Genomic libraries Flashcards
What are the 2 main types of restriction nucleases for DNA manipulation?
- restriction endonucleases: making cuts at internal phosphodiester bonds at a specific sequence
- exonucleases: removing nucleotides from the ends of DNA/RNA molecules
What are the 3 main enzymes for DNA manipulation and their functions?
- DNA polymerase: synthesise new polynucleotides complimentary to an existing DNA/RNA template
- nucleases: degrade DNA molecules by breaking the phosphodiester bonds that link one nucleotide to the next
- ligases: join DNA molecules together by synthesising phosphodiester bonds between nucleotides
How can you prevent a vector self-ligating? (3)

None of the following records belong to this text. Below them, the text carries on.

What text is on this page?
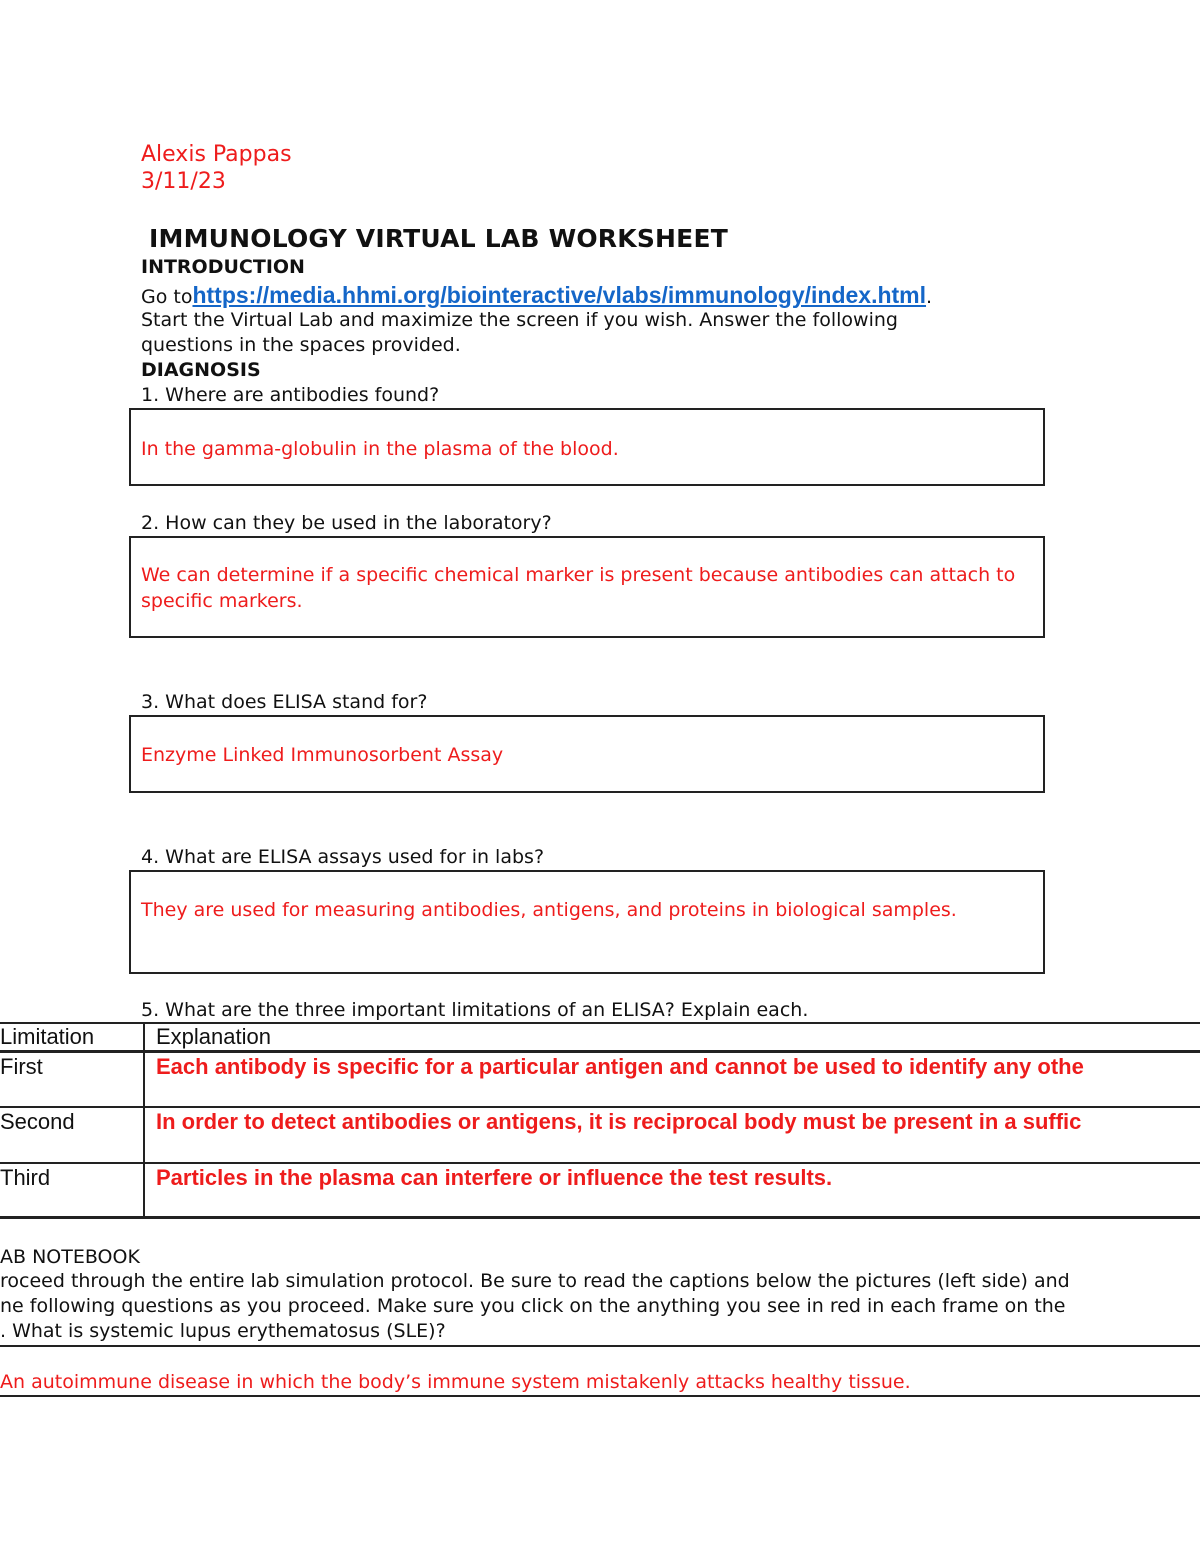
Alexis Pappas
3/11/23
IMMUNOLOGY VIRTUAL LAB WORKSHEET
INTRODUCTION
Go tohttps://media.hhmi.org/biointeractive/vlabs/immunology/index.html.
Start the Virtual Lab and maximize the screen if you wish. Answer the following
questions in the spaces provided.
DIAGNOSIS
1. Where are antibodies found?
In the gamma-globulin in the plasma of the blood.
2. How can they be used in the laboratory?
We can determine if a specific chemical marker is present because antibodies can attach to specific markers.
3. What does ELISA stand for?
Enzyme Linked Immunosorbent Assay
4. What are ELISA assays used for in labs?
They are used for measuring antibodies, antigens, and proteins in biological samples.
5. What are the three important limitations of an ELISA? Explain each.
Limitation	Explanation
First	Each antibody is specific for a particular antigen and cannot be used to identify any othe
Second	In order to detect antibodies or antigens, it is reciprocal body must be present in a suffic
Third	Particles in the plasma can interfere or influence the test results.
AB NOTEBOOK
roceed through the entire lab simulation protocol. Be sure to read the captions below the pictures (left side) and
ne following questions as you proceed. Make sure you click on the anything you see in red in each frame on the
. What is systemic lupus erythematosus (SLE)?
An autoimmune disease in which the body’s immune system mistakenly attacks healthy tissue.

Use 2 non-compatible restriction enzymes
And 2 different restriction sites
Modify the DNA ends
Name 3 end-modification enzymes and their functions
- alkaline phosphatase: removes phosphate groups from 5’ ends of DNA, preventing them from ligating to each other
- t4 polynucleotide kinase: adds phosphate groups to 5’ ends - end labeling
- terminal deoxynucleotidyl transferase: template independent DNA polymerase. Homopolymer tailing.
Name 3 common engineering strategies to maximise the production of a recombinant molecule
1) use of 2 restriction enzymes
2) alkaline phosphatase treatment
3) fragment modification
When adding sticky ends to blunt ends:
4) DNA linkers
5) making DNA adapters using polynucleotide kinase
6) homopolymer tailing using terminal deoxynucleotide transferase
Name the 6 common vectors in order of their cloning capacity.
Plasmids, phagemids, lambda phages, cosmids, bacterial artificial chromosome, yeast artificial chromosome.
What is complete or partial DNA digestion and why is partial digestion favoured?
Complete - the restriction enzyme cuts the DNA at every target site, giving differing sized fragments
Partial - the restriction enzyme cuts fewer sites producing larger, overlapping fragments.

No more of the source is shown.